Tools for trimming sequence reads may be targeted at quality trimming, removal of residual sequencing adapter sequence or a combination of both quality and adapter trimming.
Sickle is a quality trimmer which uses an adaptive window based upon the length of the read to trim the read from a point in the read where the average score within the window falls below a specified threshold. A minimum read length threshold can also be defined, where reads which fall below this threshold are discarded.

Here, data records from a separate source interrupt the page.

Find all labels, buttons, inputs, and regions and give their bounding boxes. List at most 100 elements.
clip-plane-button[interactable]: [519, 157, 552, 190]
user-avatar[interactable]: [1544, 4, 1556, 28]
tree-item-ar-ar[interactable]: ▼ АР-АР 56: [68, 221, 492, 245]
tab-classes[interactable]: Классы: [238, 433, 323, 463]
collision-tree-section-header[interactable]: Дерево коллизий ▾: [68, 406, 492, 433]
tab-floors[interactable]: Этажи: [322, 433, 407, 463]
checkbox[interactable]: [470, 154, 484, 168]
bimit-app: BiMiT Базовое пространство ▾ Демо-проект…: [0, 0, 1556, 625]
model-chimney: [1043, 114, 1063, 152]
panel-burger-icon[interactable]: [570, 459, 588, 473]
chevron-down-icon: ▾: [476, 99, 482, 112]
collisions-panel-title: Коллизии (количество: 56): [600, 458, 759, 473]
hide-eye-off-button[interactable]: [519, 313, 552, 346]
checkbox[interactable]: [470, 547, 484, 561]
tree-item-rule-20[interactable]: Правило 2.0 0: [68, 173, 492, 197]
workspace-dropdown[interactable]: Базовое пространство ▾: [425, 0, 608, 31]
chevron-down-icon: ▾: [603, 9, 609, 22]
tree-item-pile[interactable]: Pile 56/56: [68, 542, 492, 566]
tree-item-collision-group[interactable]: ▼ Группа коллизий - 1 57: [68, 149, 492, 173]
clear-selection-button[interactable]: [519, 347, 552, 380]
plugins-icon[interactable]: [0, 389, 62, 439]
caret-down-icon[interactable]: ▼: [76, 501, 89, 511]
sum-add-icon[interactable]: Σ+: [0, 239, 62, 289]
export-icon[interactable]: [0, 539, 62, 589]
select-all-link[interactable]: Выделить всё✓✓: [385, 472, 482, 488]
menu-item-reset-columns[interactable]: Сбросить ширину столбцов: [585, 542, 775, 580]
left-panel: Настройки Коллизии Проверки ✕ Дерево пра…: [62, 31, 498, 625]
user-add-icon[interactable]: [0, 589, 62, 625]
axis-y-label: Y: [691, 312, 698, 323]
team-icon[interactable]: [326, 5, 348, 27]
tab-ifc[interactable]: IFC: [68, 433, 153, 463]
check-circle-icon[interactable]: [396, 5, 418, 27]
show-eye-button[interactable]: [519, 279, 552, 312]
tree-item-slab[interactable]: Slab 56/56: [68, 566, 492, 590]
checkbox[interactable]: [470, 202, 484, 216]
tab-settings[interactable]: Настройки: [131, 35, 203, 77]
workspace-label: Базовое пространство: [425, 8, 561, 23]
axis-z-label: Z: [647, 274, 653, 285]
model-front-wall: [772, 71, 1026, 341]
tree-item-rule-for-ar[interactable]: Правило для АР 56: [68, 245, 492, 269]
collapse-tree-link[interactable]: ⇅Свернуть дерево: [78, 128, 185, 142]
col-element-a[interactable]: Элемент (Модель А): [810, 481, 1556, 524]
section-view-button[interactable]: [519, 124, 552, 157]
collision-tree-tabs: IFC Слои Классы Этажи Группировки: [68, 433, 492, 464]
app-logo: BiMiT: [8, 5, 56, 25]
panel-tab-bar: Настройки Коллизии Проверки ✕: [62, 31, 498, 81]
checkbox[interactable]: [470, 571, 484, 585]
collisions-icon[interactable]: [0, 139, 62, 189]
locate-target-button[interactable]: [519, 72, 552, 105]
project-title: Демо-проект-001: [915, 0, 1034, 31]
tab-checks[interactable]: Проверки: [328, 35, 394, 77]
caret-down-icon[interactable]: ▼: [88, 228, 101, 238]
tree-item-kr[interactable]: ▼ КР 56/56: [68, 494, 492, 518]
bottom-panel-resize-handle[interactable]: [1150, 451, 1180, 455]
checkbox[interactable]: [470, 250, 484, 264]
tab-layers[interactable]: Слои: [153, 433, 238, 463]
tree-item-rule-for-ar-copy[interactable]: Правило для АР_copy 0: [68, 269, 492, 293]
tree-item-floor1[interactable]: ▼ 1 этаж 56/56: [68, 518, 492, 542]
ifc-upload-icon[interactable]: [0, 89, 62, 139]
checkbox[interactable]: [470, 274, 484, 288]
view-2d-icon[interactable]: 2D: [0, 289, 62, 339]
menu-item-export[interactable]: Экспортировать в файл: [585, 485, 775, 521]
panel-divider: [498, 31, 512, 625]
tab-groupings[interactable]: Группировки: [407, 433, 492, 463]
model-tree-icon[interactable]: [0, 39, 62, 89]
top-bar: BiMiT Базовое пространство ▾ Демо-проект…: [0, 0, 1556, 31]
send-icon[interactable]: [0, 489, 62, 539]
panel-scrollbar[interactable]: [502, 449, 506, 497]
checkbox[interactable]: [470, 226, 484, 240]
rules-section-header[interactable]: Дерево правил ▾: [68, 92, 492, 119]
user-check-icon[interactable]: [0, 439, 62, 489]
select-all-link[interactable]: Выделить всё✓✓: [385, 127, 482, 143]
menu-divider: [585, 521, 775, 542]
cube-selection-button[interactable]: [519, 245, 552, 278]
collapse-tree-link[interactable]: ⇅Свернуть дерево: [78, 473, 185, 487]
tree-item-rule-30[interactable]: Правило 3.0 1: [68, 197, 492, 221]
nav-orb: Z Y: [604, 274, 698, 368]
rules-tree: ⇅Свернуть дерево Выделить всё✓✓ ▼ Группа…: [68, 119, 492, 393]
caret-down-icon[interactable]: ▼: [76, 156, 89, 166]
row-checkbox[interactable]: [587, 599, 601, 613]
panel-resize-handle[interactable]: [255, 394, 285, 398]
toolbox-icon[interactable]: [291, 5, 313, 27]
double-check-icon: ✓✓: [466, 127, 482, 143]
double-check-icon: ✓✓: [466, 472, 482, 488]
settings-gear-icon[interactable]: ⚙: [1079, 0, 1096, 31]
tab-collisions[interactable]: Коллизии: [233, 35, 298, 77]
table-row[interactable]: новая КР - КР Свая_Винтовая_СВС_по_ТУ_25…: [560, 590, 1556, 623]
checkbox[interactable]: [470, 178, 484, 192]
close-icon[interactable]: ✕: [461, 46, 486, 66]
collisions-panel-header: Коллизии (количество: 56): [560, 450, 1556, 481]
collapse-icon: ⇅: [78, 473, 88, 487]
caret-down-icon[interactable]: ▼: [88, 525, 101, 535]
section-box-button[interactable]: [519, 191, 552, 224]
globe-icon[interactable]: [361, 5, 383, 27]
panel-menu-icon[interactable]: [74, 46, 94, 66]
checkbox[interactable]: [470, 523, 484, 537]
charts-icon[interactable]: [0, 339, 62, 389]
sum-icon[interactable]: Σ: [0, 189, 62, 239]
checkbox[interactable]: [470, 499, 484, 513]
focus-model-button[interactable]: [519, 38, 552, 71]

Sickle supports paired reads, so that if one read of a pair is discarded, the second read of the pair will be written to a separate file of singleton reads to ensure the correct pairing of the reads in the fastq files is not disrupted.

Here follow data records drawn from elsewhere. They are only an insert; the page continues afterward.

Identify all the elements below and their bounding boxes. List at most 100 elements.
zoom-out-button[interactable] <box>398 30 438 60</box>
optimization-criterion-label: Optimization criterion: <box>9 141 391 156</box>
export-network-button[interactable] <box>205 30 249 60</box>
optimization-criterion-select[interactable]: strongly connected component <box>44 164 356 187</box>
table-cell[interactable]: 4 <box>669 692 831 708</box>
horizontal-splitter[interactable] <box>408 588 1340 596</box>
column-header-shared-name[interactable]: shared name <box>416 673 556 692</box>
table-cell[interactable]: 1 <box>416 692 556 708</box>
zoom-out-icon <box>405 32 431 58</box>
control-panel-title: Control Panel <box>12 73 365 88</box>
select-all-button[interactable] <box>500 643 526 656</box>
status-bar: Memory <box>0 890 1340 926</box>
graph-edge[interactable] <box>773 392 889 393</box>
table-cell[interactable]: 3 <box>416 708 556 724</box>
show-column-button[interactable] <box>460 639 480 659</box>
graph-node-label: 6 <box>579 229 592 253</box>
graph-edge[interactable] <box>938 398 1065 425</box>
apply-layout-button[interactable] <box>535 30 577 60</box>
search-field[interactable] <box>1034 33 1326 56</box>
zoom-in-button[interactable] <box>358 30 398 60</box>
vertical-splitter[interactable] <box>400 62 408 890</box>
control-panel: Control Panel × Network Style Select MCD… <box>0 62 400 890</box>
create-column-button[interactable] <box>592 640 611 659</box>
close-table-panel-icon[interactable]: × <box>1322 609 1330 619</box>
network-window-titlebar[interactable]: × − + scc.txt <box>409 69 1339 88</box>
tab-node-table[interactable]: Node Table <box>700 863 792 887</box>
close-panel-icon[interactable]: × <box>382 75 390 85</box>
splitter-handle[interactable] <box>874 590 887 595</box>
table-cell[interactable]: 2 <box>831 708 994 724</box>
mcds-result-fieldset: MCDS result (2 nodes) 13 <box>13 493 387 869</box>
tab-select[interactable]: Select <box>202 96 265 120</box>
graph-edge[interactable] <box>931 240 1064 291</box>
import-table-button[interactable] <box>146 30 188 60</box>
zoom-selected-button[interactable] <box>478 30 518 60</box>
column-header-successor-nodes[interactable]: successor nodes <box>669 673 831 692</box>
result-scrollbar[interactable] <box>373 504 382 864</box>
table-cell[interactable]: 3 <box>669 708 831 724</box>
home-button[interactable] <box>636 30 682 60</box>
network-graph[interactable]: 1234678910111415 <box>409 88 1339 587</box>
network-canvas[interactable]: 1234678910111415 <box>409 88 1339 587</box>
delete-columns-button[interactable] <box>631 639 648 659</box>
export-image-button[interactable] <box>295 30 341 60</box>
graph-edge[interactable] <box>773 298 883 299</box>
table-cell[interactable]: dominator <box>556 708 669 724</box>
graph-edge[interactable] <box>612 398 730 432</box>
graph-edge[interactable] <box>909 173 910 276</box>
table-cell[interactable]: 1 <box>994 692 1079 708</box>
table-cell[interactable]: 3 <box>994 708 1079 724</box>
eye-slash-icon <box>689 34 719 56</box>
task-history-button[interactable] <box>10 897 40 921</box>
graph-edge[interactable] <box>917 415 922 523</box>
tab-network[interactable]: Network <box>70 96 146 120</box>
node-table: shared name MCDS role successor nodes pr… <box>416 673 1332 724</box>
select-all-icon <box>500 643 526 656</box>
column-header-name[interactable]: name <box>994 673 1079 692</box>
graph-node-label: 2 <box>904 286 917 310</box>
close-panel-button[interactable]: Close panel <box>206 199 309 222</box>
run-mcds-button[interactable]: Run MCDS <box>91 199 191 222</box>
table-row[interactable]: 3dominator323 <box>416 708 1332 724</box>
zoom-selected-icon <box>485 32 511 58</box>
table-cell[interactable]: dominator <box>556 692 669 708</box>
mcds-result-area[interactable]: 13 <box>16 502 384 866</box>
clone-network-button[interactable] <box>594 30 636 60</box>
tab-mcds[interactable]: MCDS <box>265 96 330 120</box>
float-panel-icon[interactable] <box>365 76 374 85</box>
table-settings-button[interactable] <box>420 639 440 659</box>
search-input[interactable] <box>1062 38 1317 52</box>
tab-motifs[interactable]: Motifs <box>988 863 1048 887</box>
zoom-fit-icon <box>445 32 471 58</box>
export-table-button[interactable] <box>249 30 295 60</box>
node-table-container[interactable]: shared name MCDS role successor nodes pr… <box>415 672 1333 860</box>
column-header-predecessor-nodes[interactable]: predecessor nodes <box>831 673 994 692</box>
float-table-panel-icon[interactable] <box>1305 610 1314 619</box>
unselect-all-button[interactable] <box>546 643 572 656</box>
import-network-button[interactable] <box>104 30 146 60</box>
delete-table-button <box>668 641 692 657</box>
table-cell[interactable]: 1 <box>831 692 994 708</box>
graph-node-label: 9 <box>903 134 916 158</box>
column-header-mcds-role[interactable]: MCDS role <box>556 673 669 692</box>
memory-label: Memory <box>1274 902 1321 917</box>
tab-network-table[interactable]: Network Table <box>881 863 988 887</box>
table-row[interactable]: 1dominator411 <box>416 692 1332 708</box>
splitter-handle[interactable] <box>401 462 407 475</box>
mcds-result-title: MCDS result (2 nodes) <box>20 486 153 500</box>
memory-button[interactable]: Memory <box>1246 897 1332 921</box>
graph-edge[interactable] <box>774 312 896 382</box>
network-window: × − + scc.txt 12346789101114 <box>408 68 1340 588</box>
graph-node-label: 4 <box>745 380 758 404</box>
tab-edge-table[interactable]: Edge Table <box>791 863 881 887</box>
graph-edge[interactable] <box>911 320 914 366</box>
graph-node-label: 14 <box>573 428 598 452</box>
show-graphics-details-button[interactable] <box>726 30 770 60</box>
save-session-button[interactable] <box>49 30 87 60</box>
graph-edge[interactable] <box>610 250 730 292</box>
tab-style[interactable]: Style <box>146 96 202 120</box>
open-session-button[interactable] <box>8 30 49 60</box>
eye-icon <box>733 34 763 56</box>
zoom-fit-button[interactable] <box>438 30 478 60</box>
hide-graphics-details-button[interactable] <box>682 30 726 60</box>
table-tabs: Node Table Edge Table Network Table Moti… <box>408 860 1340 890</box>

Cutadapt can remove a range of adapter sequences including 5' or 3' adapters which may be anchored to the ends of reads, supports paired-read trimming and removal of multiple adapters from reads. Removal of low-quality sequence from the end of reads and regions consisting of N's is also supported.
Trimmomatic combines quality and adapter trimming including support of paired-reads, and is targeted at Illumina sequences. Quality trimmings is through a sliding window algorithm, cutting the read where the average score falls below a specified threshold, and can trim both the 5' and 3' ends of the read.

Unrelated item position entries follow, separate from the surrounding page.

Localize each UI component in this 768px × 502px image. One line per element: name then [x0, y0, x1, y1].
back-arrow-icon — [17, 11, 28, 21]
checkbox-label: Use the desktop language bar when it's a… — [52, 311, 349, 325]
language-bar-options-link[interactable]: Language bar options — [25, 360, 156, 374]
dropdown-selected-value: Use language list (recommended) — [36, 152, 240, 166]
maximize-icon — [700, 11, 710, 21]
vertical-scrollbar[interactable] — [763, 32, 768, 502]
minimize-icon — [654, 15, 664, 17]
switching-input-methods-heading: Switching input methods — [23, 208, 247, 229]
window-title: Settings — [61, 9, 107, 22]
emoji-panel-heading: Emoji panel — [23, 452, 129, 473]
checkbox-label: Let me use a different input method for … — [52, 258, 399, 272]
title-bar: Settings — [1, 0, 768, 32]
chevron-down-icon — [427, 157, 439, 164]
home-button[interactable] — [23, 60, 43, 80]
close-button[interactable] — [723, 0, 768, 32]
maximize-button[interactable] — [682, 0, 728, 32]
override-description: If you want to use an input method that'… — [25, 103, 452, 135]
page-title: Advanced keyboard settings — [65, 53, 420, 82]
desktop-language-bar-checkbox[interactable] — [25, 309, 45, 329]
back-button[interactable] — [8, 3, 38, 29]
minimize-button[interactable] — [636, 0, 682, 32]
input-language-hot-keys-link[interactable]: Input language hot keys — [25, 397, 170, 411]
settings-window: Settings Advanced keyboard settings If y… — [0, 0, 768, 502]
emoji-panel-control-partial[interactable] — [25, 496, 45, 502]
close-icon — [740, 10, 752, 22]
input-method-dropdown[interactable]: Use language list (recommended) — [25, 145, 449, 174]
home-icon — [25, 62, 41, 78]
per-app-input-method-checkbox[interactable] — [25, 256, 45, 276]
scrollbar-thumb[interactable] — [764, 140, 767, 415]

Trim Galore! is a script which combines quality and adapter trimming using cutadapt and quality assessment through FastQC, providing an easy to use, single port-of-call for sequence preprocessing. Note that FastQC is run following trimming, so this shows the results of the quality-trimmed data, whereas we would also recommend running FastQC on the unprocessed reads to ensure there is a good understanding of any quality issues affecting a dataset prior to proceeding with analysis.
There is limited software available to help identify contamination of a sequencing library, however the following tools may be useful.
FastQ Screen allows your reads to be aligned against a series of sequence databases to determine the likely source of the sequences in the library. These sequence databases can include things like organism specific database, E.coli, vector sequences and sequencing controls such as PhiX. It is necessary first create bowtie or bowtie2 indices for each sequence database, then setup a configuration file defining the databases to be searched. A summary and histogram of the composition of the library based upon these alignments is produced.
While not strictly a contamination screen, CookieCutter can be used to separate sequences matching a provided reference fasta file from a dataset. This can be useful when carrying out studies such as pathogen sequencing, where there is contamination of the sequencing library with reads from the host genome.
The GC content of a sequence library can provide evidence of contamination or the presence of sequence from multiple organisms. Creating a GC plot with, for example, FastQC, would be expected to produce a smooth, unimodal distribution. The existance of shoulders, or in more extreme cases a bimodal distribution, could be indicative of the presence of sequence reads from an organism with a different GC content.